■ Daumenkino
: Young Americans

Das Böse lauert in den Tekkno-Clubs von London. Zuckende Lichter, geweitete Pupillen und Pistolen am Hinterausgang. Fraser (Viggo Mortensen), ein amerikanischer Dealer, bildet für den Drogenkrieg Exekutionskommandos aus englischen Jugendlichen. Die „Young Americans“ fühlen sich cool und respektiert in der Gang. Jedes Versagen wird rituell geahndet: Fünf Schüsse in den Körper, einer in den Kopf. Leichen pflastern den Weg der bösen Buben. Die englische Polizei, korrupt und hilflos, versagt. So kann es nicht weitergehen – ein Retter muß her.

Zur Lösung der Misere wird Mr. Harris aus den USA importiert. Dort ist schließlich alles größer, das Böse noch böser, das Gute noch besser. Der Drogenspezialist ist – Mitmensch wie du und ich – nicht ohne Schrammen: Familienprobleme, Frau weg, Kinder auch weg. Nachts im Hotel führt Harris traurige Telefongespräche nach Übersee. Harvey Keitel spielt den „hochdekorierten“ Cop aus Los Angeles als Mittelding zwischen einsamem Wolf und desillusioniertem Superman. Mit brüchiger Stimme und Grübelfalte zwischen den Augenbrauen robbt Harris durch den Londoner Sumpf, umgeben von den müden Gesichtern überarbeiteter und unterbezahlter Kollegen, während die Gangster Brandfackeln in die Tanks vollbesetzter Polizeiwagen schmeißen.

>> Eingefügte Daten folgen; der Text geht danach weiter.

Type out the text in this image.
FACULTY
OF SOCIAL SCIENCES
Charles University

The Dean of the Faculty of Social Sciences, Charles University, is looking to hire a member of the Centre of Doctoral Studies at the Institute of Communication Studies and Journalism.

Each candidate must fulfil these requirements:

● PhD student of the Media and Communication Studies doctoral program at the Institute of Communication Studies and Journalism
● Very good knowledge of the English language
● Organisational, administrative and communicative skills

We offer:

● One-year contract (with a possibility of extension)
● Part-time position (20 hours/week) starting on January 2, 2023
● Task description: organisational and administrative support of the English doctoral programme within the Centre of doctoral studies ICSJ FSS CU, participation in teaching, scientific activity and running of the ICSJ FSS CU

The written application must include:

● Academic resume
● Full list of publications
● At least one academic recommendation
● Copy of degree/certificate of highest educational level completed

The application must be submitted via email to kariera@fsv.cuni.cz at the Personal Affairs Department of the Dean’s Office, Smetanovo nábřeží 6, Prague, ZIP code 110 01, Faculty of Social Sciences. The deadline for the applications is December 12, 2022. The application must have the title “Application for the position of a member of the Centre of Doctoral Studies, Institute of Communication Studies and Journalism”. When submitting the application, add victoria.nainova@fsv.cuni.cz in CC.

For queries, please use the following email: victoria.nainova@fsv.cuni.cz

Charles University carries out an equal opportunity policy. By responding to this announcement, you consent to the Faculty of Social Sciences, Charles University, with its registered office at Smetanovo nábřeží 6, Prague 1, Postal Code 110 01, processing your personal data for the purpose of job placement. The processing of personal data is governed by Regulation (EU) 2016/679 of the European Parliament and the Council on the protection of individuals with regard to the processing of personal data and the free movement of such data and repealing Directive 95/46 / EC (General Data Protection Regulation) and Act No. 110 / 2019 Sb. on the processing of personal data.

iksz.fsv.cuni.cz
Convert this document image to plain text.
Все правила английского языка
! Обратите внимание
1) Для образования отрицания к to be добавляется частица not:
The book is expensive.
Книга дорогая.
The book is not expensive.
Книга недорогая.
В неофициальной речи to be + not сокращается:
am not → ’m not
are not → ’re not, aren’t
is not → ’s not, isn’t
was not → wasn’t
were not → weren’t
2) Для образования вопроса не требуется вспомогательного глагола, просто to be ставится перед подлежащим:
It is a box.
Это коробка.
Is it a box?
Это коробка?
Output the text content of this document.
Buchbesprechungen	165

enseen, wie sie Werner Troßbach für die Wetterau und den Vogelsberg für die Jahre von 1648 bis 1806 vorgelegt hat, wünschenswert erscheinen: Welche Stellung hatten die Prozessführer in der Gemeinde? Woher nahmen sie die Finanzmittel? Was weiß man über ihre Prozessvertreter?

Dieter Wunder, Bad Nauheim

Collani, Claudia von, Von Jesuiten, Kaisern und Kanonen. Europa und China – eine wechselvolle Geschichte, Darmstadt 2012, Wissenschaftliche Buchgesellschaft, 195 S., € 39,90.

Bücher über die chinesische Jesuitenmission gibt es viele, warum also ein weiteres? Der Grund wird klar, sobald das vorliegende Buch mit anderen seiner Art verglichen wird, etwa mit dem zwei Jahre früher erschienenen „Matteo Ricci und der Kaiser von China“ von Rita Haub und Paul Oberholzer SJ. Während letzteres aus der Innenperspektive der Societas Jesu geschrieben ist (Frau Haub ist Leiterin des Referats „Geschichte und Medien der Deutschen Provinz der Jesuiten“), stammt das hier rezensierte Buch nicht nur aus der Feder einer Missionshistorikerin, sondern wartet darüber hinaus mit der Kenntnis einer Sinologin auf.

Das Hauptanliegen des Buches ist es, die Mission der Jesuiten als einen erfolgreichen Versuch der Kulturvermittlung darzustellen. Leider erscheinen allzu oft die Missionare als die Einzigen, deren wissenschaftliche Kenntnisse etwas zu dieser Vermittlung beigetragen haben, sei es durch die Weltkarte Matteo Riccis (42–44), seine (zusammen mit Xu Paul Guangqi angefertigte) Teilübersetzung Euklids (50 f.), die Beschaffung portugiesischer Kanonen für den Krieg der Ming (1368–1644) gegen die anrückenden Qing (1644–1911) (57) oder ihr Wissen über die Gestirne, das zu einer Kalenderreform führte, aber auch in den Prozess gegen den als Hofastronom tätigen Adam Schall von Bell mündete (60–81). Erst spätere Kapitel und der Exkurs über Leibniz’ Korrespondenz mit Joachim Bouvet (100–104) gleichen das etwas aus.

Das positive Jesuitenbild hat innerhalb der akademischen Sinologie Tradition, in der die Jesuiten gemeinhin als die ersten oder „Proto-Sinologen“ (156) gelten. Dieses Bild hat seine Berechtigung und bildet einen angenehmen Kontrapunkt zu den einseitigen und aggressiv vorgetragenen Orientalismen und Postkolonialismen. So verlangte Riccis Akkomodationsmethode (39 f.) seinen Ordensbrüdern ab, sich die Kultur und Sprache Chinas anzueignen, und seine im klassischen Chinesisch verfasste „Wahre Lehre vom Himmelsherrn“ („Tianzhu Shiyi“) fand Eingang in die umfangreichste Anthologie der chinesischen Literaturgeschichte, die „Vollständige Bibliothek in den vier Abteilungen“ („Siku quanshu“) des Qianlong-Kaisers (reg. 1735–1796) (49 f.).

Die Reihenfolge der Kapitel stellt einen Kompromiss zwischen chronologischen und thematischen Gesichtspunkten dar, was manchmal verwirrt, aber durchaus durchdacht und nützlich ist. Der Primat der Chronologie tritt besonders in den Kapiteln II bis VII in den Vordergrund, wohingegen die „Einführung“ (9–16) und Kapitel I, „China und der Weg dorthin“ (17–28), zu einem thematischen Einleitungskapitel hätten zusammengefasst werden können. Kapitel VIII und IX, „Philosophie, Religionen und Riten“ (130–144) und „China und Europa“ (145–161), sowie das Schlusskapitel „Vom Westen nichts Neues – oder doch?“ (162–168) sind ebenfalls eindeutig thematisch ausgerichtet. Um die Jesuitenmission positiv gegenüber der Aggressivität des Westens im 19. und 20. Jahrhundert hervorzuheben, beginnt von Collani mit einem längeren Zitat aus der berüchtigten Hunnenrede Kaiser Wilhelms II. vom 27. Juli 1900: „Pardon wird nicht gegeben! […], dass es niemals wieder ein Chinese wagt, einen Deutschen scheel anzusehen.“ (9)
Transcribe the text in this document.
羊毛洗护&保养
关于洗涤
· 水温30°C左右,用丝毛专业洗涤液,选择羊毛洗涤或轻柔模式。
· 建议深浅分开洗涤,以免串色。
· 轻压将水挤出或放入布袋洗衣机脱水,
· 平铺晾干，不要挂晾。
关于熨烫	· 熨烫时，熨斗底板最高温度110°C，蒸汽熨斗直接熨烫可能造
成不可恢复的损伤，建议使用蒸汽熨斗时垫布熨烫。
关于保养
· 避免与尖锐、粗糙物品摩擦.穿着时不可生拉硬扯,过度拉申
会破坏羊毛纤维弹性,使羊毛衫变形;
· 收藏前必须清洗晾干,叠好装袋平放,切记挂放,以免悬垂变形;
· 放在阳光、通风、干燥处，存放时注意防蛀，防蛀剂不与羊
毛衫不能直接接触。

Doch die Jugend ist nicht ganz verdorben. Chris, der im Club jobbt und all die Machenschaften der Dealer anhört, wird Harris helfen. Chris liebt seine Mama und außerdem ein farbiges Mädchen. Harris und Chris, so will es der familienfreundliche Regisseur, sind erstklassige Wahlverwandte. Da hat man seine Konflikte miteinander und ist auch mal enttäuscht voneinander, aber letztlich schauen guter Bulle und guter Junge auf dieselbe goldene Stadt. Stummes, trauriges Einvernehmen bei schwellenden Chören. Chris, the good son, erfüllt alle Projektionen von Übervater Harris. Das seltsam Priesterhafte an Harvey Keitels Mr. Harris paßt gut ins pittoresk ausgeleuchtete Elend der Sozialsiedlungen. Etwa so, wie ein auf Hausleinen gestickter Spruch in einen polierten Holzrahmen über den Küchenherd paßt.

Es sind so viele fade Prämissen, die dem „hochaktuellen Film noir für die MTV- Generation“ (Cinema) zugrunde liegen. Etwa: Tekkno verdirbt den Charakter; alles Übel und alle Erlösung vom Übel kommen aus der Neuen Welt. Dem Pathos der Bilder, düsteren Straßenszenen und golddurchfluteten City-Panoramen entspricht ein nicht minder pathetischer Soundtrack: Björk, Nine Inch Nails und Sheep on Drugs bejaulen die Apokalypse. Zum Schluß dann großes Finale mit Schießerei und ehrenwertem Alt- Gangster. Aber da schnarcht schon alles. Anke Westphal

„Young Americans“, Regie: Danny Cannon, mit Harvey Keitel, Thandy Newton, u.a., GB, 1993, 96 Min.